Traumatisierungen erkennen

28. Januar 2022

Ja, genau: Die Behandlung tiefgreifender Traumatisierungen gehört in die Hände von Therapeuten, und nicht in die von Coachs. Doch das Buch der Traumatherapeutin Verena König sollte Eingang in den einen oder anderen Coach-Bücherschrank finden. Denn in großer Anschaulichkeit Verena König das menschliche Nervensystem dar und zeigt einfühlsam, welche Folgen sowohl aus Schocktraumata als auch aus Entwicklungstraumata resultieren.

Irritierend ist nur der Titel: „Bin ich traumatisiert?“ Denn er suggeriert, eine Art Leitfaden zur Selbstdiagnose von Traumata vorzufinden. Es steht in Frage, ob ein Buch Antwort darauf gehen kann. Wenn es sich bei Traumafolgen der Definition Königs nach um Symptome handelt, die in ihrem Ursprung normale Reaktionen des Nervensystems auf als unnormal erlebte Geschehnisse sind, dann gehören in gewisser Weise Traumata unterschiedlichen Grades zu unser aller Leben dazu.

Aber genau dieser Umstand macht das Buch spannend für den Coach. Verena König schildert die Arbeitsweise des Nervensystems und dessen Umgang mit Stress, reguliert durch das vegetative Nervensystem. Eine Übererregung aktiviert den Sympathikusnerv und bringt Kampf oder Flucht sowie eine Daueralarmiertheit hervor. Eine Untererregung wirkt auf den Vagusnerv und führt zu Immobilität und emotionaler Taubheit sowie Dissoziiertheit.

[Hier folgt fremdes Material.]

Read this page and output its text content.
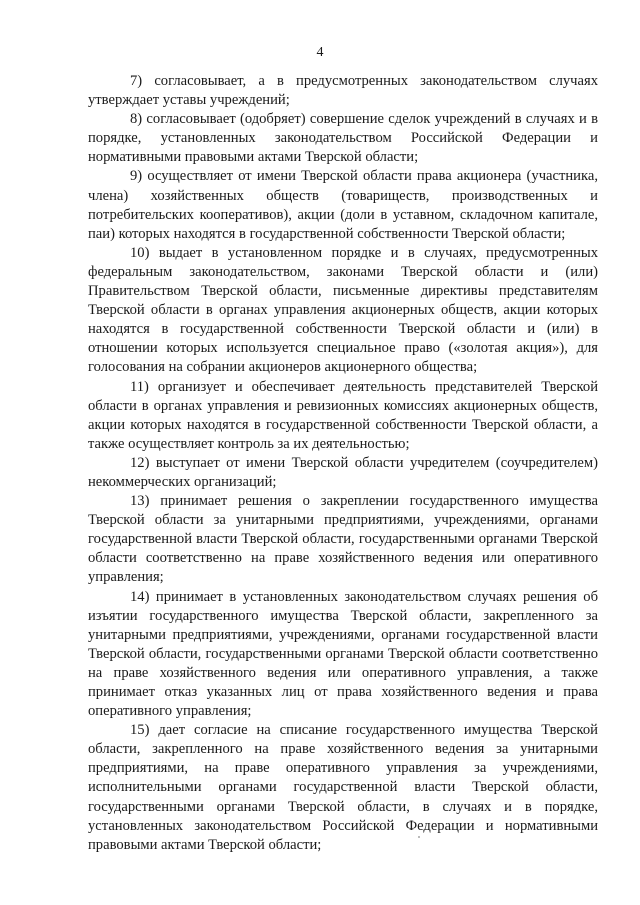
4

7) согласовывает, а в предусмотренных законодательством случаях утверждает уставы учреждений;

8) согласовывает (одобряет) совершение сделок учреждений в случаях и в порядке, установленных законодательством Российской Федерации и нормативными правовыми актами Тверской области;

9) осуществляет от имени Тверской области права акционера (участника, члена) хозяйственных обществ (товариществ, производственных и потребительских кооперативов), акции (доли в уставном, складочном капитале, паи) которых находятся в государственной собственности Тверской области;

10) выдает в установленном порядке и в случаях, предусмотренных федеральным законодательством, законами Тверской области и (или) Правительством Тверской области, письменные директивы представителям Тверской области в органах управления акционерных обществ, акции которых находятся в государственной собственности Тверской области и (или) в отношении которых используется специальное право («золотая акция»), для голосования на собрании акционеров акционерного общества;

11) организует и обеспечивает деятельность представителей Тверской области в органах управления и ревизионных комиссиях акционерных обществ, акции которых находятся в государственной собственности Тверской области, а также осуществляет контроль за их деятельностью;

12) выступает от имени Тверской области учредителем (соучредителем) некоммерческих организаций;

13) принимает решения о закреплении государственного имущества Тверской области за унитарными предприятиями, учреждениями, органами государственной власти Тверской области, государственными органами Тверской области соответственно на праве хозяйственного ведения или оперативного управления;

14) принимает в установленных законодательством случаях решения об изъятии государственного имущества Тверской области, закрепленного за унитарными предприятиями, учреждениями, органами государственной власти Тверской области, государственными органами Тверской области соответственно на праве хозяйственного ведения или оперативного управления, а также принимает отказ указанных лиц от права хозяйственного ведения и права оперативного управления;

15) дает согласие на списание государственного имущества Тверской области, закрепленного на праве хозяйственного ведения за унитарными предприятиями, на праве оперативного управления за учреждениями, исполнительными органами государственной власти Тверской области, государственными органами Тверской области, в случаях и в порядке, установленных законодательством Российской Федерации и нормативными правовыми актами Тверской области;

Diese Dissoziiertheit ist ein Zustand, in dem sich die Wahrnehmung in Erinnerungselemente aufspaltet und dadurch das Verarbeiten des Erlebten verhindert. Was aber nicht verarbeitet werden kann, wirkt als Trigger weiter und flutet das Bewusstsein der Betroffenen, ohne dass sie durch den Einsatz des Verstandes dagegen angehen können. Denn mit Hilfe des Modells vom dreieinigen Gehirn mit Stammhirn, Limbischem System und Neocortex zeigt König, wieso die Fähigkeit zum komplexes Denken bei traumatischen Symptomen nicht greift.

In einer solchen Situation können selbstverständlich kognitiv orientierte Methoden wenig ausrichten. Vielmehr ist es wichtig, beim Limbischen System anzusetzen und Traumaenergien Schritt für Schritt aufzulösen. König nennt als Beispiele für solche Methoden EMDR (den Coachs aus der Methodenkombi wingwave bekannt), Hynotherapie, Somatic Experiencing sowie weitere vor allem körperorientierte Verfahren. Auch Yoga zählt zu den bewährten Therapien.

Das Buch unterstützt Coachs dabei, die vielgestaltigen Stress-Reaktionen und Alltagstraumatisierungen ihrer Klienten besser einordnen zu können und die passenden Methoden zur Stressbalance auszuwählen. Es spiegelt aber auch sehr deutlich, dass tiefgreifende Traumata in die Verantwortung von dazu ausgebildeten Spezialisten gehören.